京セラコミュニケーションシステム(KCCS、小林元夫社長)は、次世代モバイルネットワーク事業を重点分野に位置づける。企業の基幹業務システムとモバイル端末を連携させるシステムやネットワークの構築ビジネスを柱とするものだ。モバイルネットワークの高速化、端末機器のオープン化が進む見通しから、同分野でのビジネスチャンスが拡大すると予測する。サービスメニューの拡充や営業展開に力を入れることで事業拡大を狙う。

 KCCSは、他のSIerに比べて携帯電話などモバイル系のシステム運用やネットワーク構築に多くの実績がある。システム構築の主力分野である企業の基幹業務システムと、得意とするモバイルネットワークの連携をより進めることで、優位性を発揮する。

 携帯電話などの無線通信に強い京セラグループの強みを生かし、これまでもモバイルを活用したシステムや無線ネットワーク、デジタル放送分野での技術革新に積極的に取り組んできた。ここへきてWiMAXなど次世代無線ネットワークの進展やMVNO(仮想移動体通信事業者)の台頭など、無線通信インフラは変革期を迎えている。加えてiPhoneなど端末機器のグローバル化、オープン化も進む。

 小林社長は、この分野での「ビジネスチャンスが大きくなっている」と、モバイル環境の多様化の波に乗ることでビジネスを伸ばす考えを示す。同社は、システム構築やネットワーク構築、データセンター事業などを幅広く手がけており、データセンターでは、携帯電話向けコンテンツや課金システムの運用に長けている。こうした強みを生かすことで、企業向けのモバイルを活用したビジネスを加速させる。

 例えば、外出先での業務をノートパソコンで処理していたものを、利便性のより高い情報端末に置き換える需要が拡大する可能性がある。無線ネットワークのブロードバンド化により、一度に大量の情報を小型端末で扱えるようになれば、モバイル活用が従来にも増して重要視される。

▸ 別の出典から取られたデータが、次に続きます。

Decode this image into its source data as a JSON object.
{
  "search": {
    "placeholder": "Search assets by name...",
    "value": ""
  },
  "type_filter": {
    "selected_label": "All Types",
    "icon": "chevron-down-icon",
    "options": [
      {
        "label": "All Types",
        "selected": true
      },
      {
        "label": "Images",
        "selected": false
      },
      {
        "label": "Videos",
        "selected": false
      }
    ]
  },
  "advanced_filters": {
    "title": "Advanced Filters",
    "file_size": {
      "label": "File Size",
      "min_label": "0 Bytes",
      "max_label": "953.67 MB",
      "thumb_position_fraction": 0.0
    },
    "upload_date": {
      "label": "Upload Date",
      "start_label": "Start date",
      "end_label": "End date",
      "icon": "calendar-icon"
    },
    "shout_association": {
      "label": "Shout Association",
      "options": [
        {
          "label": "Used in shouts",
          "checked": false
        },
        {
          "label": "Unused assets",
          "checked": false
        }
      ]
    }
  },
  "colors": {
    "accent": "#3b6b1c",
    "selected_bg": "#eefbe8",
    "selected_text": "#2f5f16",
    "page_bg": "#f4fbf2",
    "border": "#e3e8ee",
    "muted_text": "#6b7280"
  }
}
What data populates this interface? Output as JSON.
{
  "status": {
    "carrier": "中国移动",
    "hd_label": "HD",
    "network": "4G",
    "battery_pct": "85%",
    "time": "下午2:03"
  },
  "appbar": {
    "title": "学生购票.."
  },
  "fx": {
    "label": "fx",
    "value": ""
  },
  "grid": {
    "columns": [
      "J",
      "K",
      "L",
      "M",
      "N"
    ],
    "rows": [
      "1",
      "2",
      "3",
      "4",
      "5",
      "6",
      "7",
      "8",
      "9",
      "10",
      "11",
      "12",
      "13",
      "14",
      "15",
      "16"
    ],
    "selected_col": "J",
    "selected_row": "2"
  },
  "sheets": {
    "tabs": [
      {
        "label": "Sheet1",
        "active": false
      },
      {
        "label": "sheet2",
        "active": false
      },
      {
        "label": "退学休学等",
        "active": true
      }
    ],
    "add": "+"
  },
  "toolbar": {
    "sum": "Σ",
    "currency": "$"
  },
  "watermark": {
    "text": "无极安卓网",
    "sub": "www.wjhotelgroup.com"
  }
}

 IT分野では、インターネットをベースにハードやソフトウェアのオープン化が急速に進んだことで、SIerのビジネスが拡大してきた。一方で、携帯電話を中心とするモバイルネットワークは、これまで国内独自の発展を遂げてきた経緯がある。ただ、WiMAXやiPhoneなど新しいサービスや製品の登場で、「プラットフォームそのものが変化する兆し」がうかがえ、ここにビジネスチャンスを見いだす。

 同社の昨年度(2008年3月期)連結売上高は前年度比5.4%増の884億円、営業利益は同86.5%増の82億円と堅調に業績を伸ばした。KCCSならではの強みを生かすことで、2010年3月期には年商1000億円を目標に据える。